Support from the GP when you have dementia
Find out what support is available from a GP when a person has dementia, including the role of the GP in dementia care. The GP can support a person even if they don't accept their diagnosis.
- You are here: Support from the GP when you have dementia
- Support and services from the GP
- GP annual review with a person with dementia
- Coping with GP appointments when you have dementia
- Can the GP share information with carers?
- Changing your GP and complaints
- How the GP can support a person with dementia - useful organisations
How the GP can support a person with dementia
The role of the GP
General Practitioners (GP) and GP practice staff have an important role in supporting people with dementia and their carers. They can offer treatments, referrals, advice and information to help the person to manage their condition and live well with dementia. People with dementia and carers should have a check-up with their own doctor, at least once a year.
They should also see them as soon as possible if they have any concerns about their health. If you think that someone you know may have dementia, but they have not been diagnosed, talk to your doctor.
GPs will often be involved in the process of a diagnosis, either by making a diagnosis themselves or referring a person to specialist services.
What support will a GP give after a diagnosis?

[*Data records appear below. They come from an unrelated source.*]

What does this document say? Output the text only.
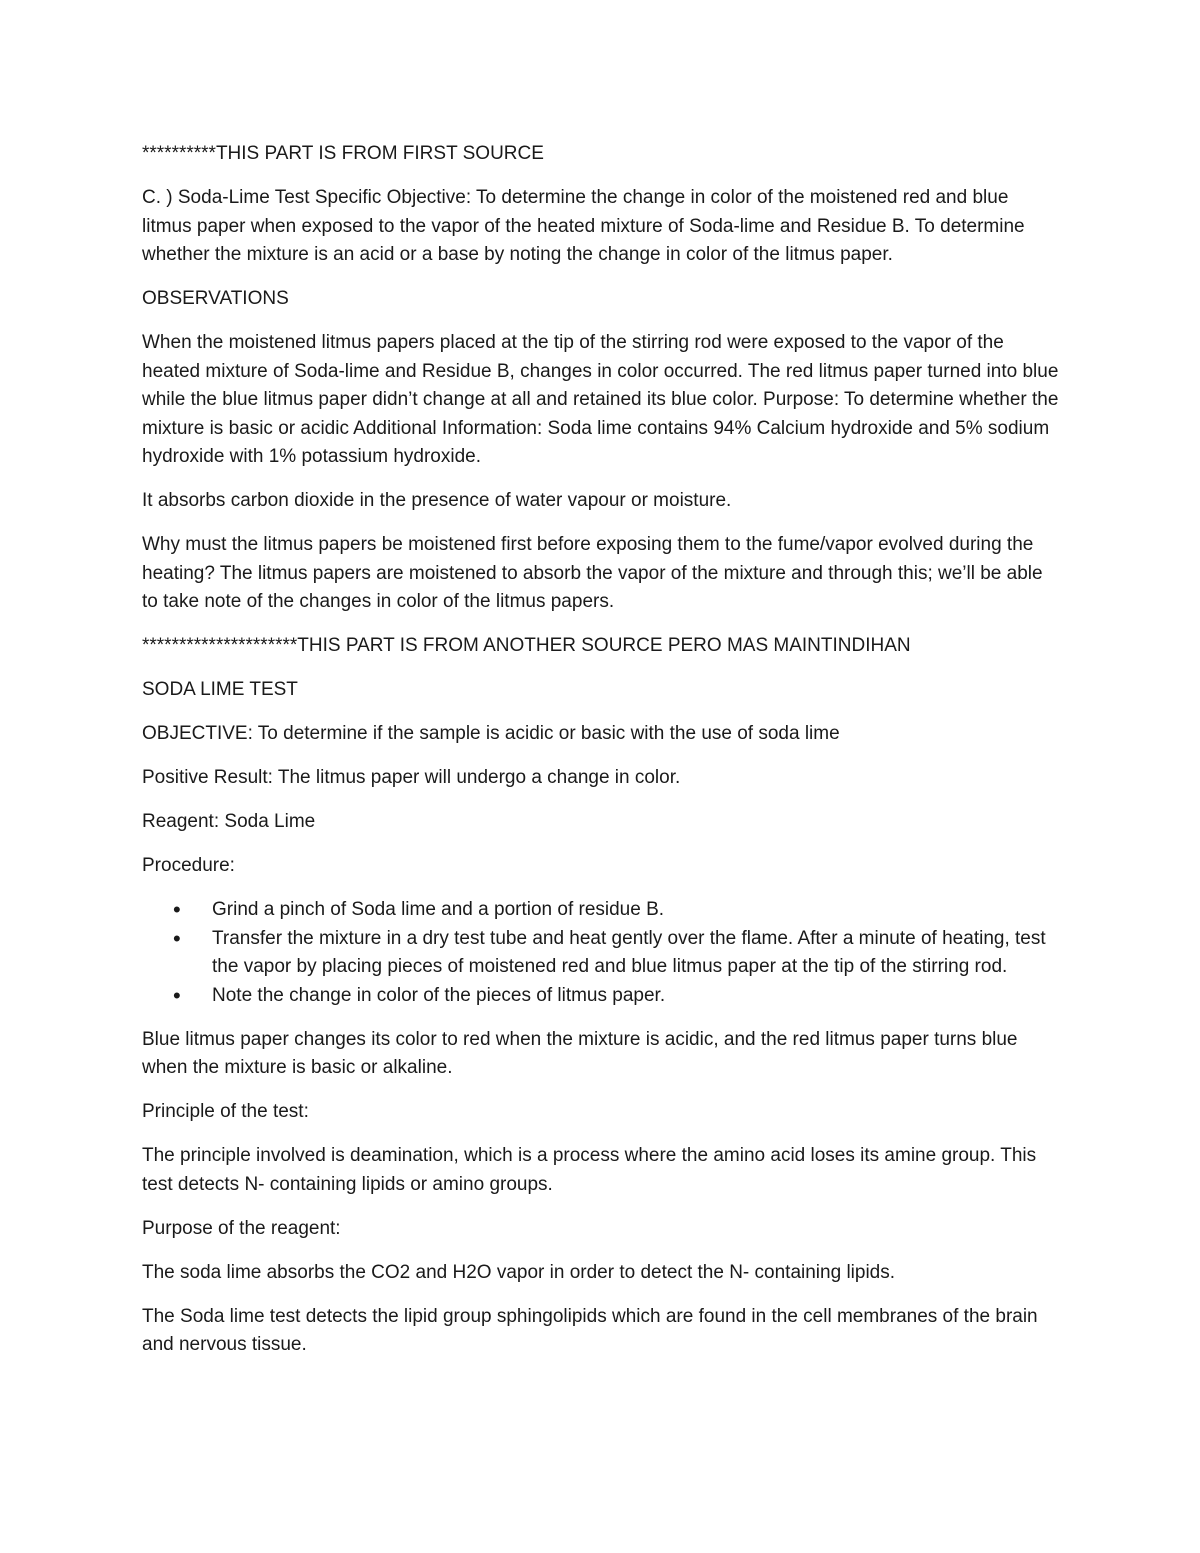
**********THIS PART IS FROM FIRST SOURCE

C. ) Soda-Lime Test Specific Objective: To determine the change in color of the moistened red and blue litmus paper when exposed to the vapor of the heated mixture of Soda-lime and Residue B. To determine whether the mixture is an acid or a base by noting the change in color of the litmus paper.

OBSERVATIONS

When the moistened litmus papers placed at the tip of the stirring rod were exposed to the vapor of the heated mixture of Soda-lime and Residue B, changes in color occurred. The red litmus paper turned into blue while the blue litmus paper didn’t change at all and retained its blue color. Purpose: To determine whether the mixture is basic or acidic Additional Information: Soda lime contains 94% Calcium hydroxide and 5% sodium hydroxide with 1% potassium hydroxide.

It absorbs carbon dioxide in the presence of water vapour or moisture.

Why must the litmus papers be moistened first before exposing them to the fume/vapor evolved during the heating? The litmus papers are moistened to absorb the vapor of the mixture and through this; we’ll be able to take note of the changes in color of the litmus papers.

*********************THIS PART IS FROM ANOTHER SOURCE PERO MAS MAINTINDIHAN

SODA LIME TEST

OBJECTIVE: To determine if the sample is acidic or basic with the use of soda lime

Positive Result: The litmus paper will undergo a change in color.

Reagent: Soda Lime

Procedure:

• Grind a pinch of Soda lime and a portion of residue B.
• Transfer the mixture in a dry test tube and heat gently over the flame. After a minute of heating, test the vapor by placing pieces of moistened red and blue litmus paper at the tip of the stirring rod.
• Note the change in color of the pieces of litmus paper.

Blue litmus paper changes its color to red when the mixture is acidic, and the red litmus paper turns blue when the mixture is basic or alkaline.

Principle of the test:

The principle involved is deamination, which is a process where the amino acid loses its amine group. This test detects N- containing lipids or amino groups.

Purpose of the reagent:

The soda lime absorbs the CO2 and H2O vapor in order to detect the N- containing lipids.

The Soda lime test detects the lipid group sphingolipids which are found in the cell membranes of the brain and nervous tissue.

GPs are an important source of support for people diagnosed with dementia, and their carers. Their doctor can help them to manage the condition, and to live well after a diagnosis of dementia.
Following a diagnosis, the GP should make sure that the person understands what this means, and talk with them about what to do next. They may also tell the person where they can get further information, and share any local sources of support.

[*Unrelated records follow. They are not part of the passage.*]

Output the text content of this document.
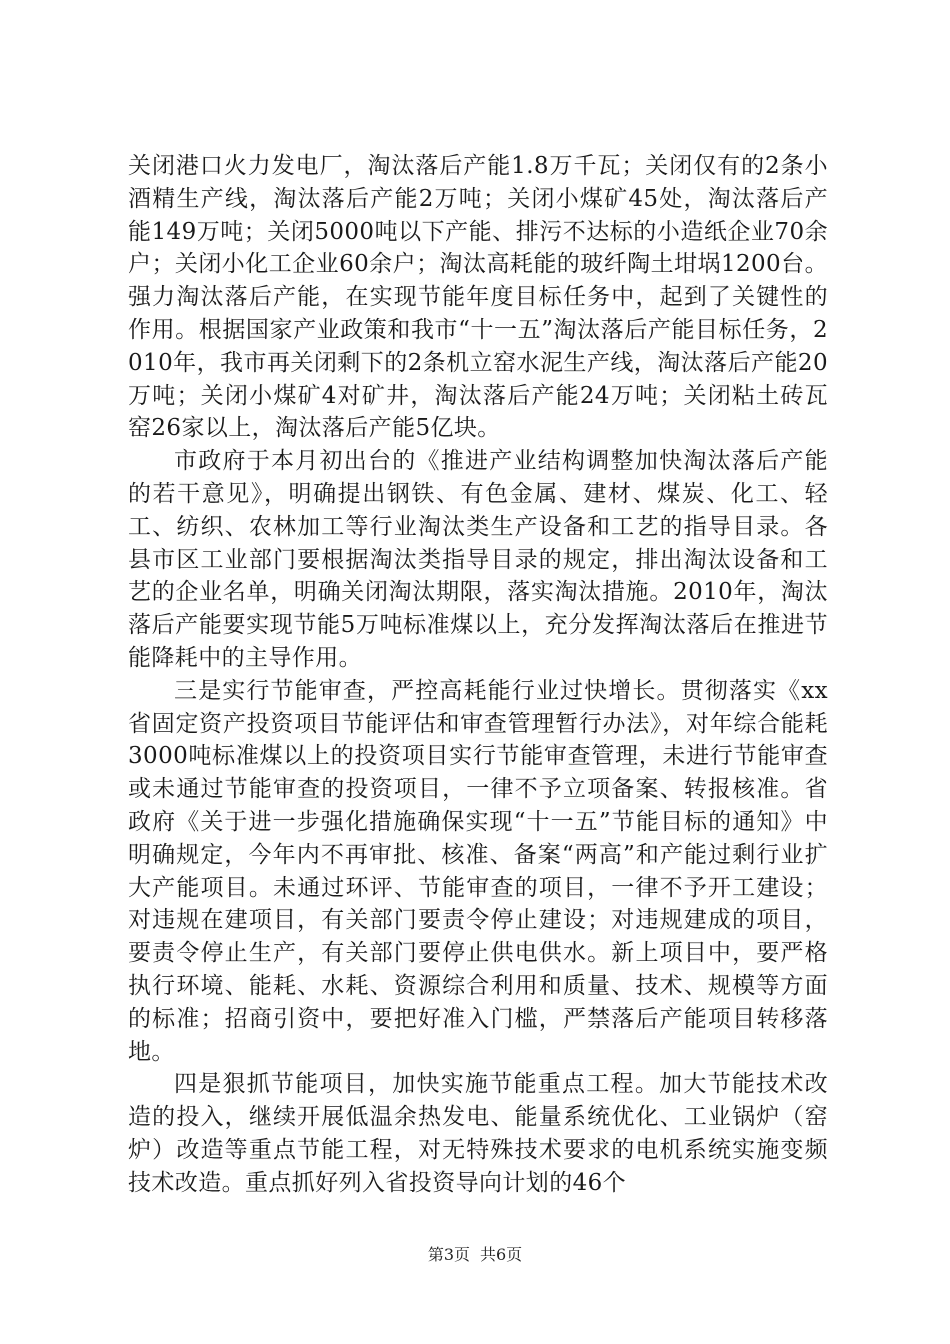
关闭港口火力发电厂，淘汰落后产能1.8万千瓦；关闭仅有的2条小酒精生产线，淘汰落后产能2万吨；关闭小煤矿45处，淘汰落后产能149万吨；关闭5000吨以下产能、排污不达标的小造纸企业70余户；关闭小化工企业60余户；淘汰高耗能的玻纤陶土坩埚1200台。强力淘汰落后产能，在实现节能年度目标任务中，起到了关键性的作用。根据国家产业政策和我市“十一五”淘汰落后产能目标任务，2010年，我市再关闭剩下的2条机立窑水泥生产线，淘汰落后产能20万吨；关闭小煤矿4对矿井，淘汰落后产能24万吨；关闭粘土砖瓦窑26家以上，淘汰落后产能5亿块。

市政府于本月初出台的《推进产业结构调整加快淘汰落后产能的若干意见》，明确提出钢铁、有色金属、建材、煤炭、化工、轻工、纺织、农林加工等行业淘汰类生产设备和工艺的指导目录。各县市区工业部门要根据淘汰类指导目录的规定，排出淘汰设备和工艺的企业名单，明确关闭淘汰期限，落实淘汰措施。2010年，淘汰落后产能要实现节能5万吨标准煤以上，充分发挥淘汰落后在推进节能降耗中的主导作用。

三是实行节能审查，严控高耗能行业过快增长。贯彻落实《xx省固定资产投资项目节能评估和审查管理暂行办法》，对年综合能耗3000吨标准煤以上的投资项目实行节能审查管理，未进行节能审查或未通过节能审查的投资项目，一律不予立项备案、转报核准。省政府《关于进一步强化措施确保实现“十一五”节能目标的通知》中明确规定，今年内不再审批、核准、备案“两高”和产能过剩行业扩大产能项目。未通过环评、节能审查的项目，一律不予开工建设；对违规在建项目，有关部门要责令停止建设；对违规建成的项目，要责令停止生产，有关部门要停止供电供水。新上项目中，要严格执行环境、能耗、水耗、资源综合利用和质量、技术、规模等方面的标准；招商引资中，要把好准入门槛，严禁落后产能项目转移落地。

四是狠抓节能项目，加快实施节能重点工程。加大节能技术改造的投入，继续开展低温余热发电、能量系统优化、工业锅炉（窑炉）改造等重点节能工程，对无特殊技术要求的电机系统实施变频技术改造。重点抓好列入省投资导向计划的46个

第3页 共6页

What will the GP say about driving?
If the person with dementia currently drives, the GP will tell them that they must notify their insurer and DVLA (DVA in Northern Ireland).
For more information see Driving and dementia
What support can the GP give to help plan ahead?
The GP should talk to the person about planning for the future. This can include the types of care and support they would like in future, and end of life care.
Family and friends may be included in this discussion. Talking about the future is especially important for people with dementia, as they may not be able to make decisions for themselves later on. The GP can talk about this in the person's annual review.
For information on all aspects of preparing for the future, see Planning ahead
What information will the GP record?
The GP may take the contact details of a carer, family member or friend of the person with dementia. This person will be a key contact and the person with dementia may allow the doctor to share relevant medical information with them.
For more information, see Can the GP share information with carers?
Can the GP support a person if they don't accept their diagnosis?
Sometimes, after a diagnosis of dementia, the person may not understand or accept their diagnosis. There can be many reasons for this, including memory problems. The person may be in denial, or have what is known as ‘lack of insight’.
Even though a person may not acknowledge their diagnosis, their GP can support them. It may still be possible to talk about planning ahead and future care. Tell the GP if the person won’t accept support and this means that they or someone else is in danger.